I found a rental advertised at Dynamo Art Studios on East Hastings street, this was the early 2000's and across the street from the closed down Woodward's building. It was one of the roughest blocks in Vancouver; homeless people, junkies, drug dealers, thugs, frequented the area- but it was cheap and kinda grungy. Perfect. Each studio was approx 150 sqft, it had a small kitchen area, washrooms, and a creepy stair case to the roof of the building.
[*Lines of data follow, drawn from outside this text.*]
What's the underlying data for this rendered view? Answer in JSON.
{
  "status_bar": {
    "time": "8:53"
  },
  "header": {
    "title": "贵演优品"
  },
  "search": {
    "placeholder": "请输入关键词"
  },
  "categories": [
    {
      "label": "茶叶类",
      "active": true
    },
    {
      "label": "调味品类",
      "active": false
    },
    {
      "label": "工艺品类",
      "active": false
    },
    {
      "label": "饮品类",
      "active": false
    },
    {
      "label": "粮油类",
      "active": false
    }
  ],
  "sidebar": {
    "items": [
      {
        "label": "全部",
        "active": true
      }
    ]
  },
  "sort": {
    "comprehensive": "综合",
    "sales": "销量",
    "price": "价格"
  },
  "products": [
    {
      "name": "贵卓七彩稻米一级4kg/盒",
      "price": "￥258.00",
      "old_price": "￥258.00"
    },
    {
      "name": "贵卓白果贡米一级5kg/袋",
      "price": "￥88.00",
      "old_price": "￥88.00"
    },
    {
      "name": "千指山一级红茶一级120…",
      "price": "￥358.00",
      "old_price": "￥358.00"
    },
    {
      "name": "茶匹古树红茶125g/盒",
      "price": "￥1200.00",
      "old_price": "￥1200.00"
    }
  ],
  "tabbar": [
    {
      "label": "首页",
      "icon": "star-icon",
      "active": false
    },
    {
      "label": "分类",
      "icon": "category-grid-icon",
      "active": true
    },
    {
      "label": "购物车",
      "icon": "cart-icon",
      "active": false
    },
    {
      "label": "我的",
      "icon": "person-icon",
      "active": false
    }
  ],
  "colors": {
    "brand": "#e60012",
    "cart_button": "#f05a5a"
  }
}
The mix of artist that were working at Dynamo spanned the gamete of everything; from an older gentleman that liked to paint in his beige slacks and matching jacket cloud formations, to a gal around my age that painted space, a realest painter that would appear out of nowhere and produce hyper-realistic florals, to a gay couple that I can't tell you what they actually did... but they had a Vancouver famous painter friend. That painter friend, as legend has it, was in New York living his best artist life when he found himself broke and out of work to sell. He came back to Vancouver and would sneak into the studio in the middle of the night with his friends. Apparently using large pieces of canvas and roofing tar, he would make 'tree' paintings to send back to a gallery in New York and they were selling for $50,000 each. A few weeks of the studio smelling like it was being re-roofed, and finding remnant brown tar bloobs on the warehouse floor, the artist phantom slipped back on an airplane.
I had an accident a few years before and had multiple surgeries on my right wrist, it was healing and I was pretty much limited to splatter paintings. I raided the recycling depots for old paint, and was Jackson Pollocking on canvas on the ground. I had tarps down on the floor of the old clothing manufacturing wood floor, and was dripping and splattering paint around. One night I was at the studio really late, I forgot to close our gate of the stoop, and coming out at 1am to find a night crawler huddled up in the door way indulging in his crack pipe... my heart sank that I needed to shoo him away to dart back to my car and drive back to my bed calling me in the suburbs of Vancouver. My 23 year old self mustered up the courage to bang on the glass doors and wake him up- I yelled at him to keep moving and he shuffled on down the street... waiting for the coast to clear, I ran out and locked the gates and sprinted to my car.
My art school friends and I would on occasion have a get together at the studio at night. We also enjoyed bringing lawn chairs and a few beverages up the old, narrow, staircase up to the roof and watched the goings on of the east side of the city. I loved that old building and my time at Dynamo.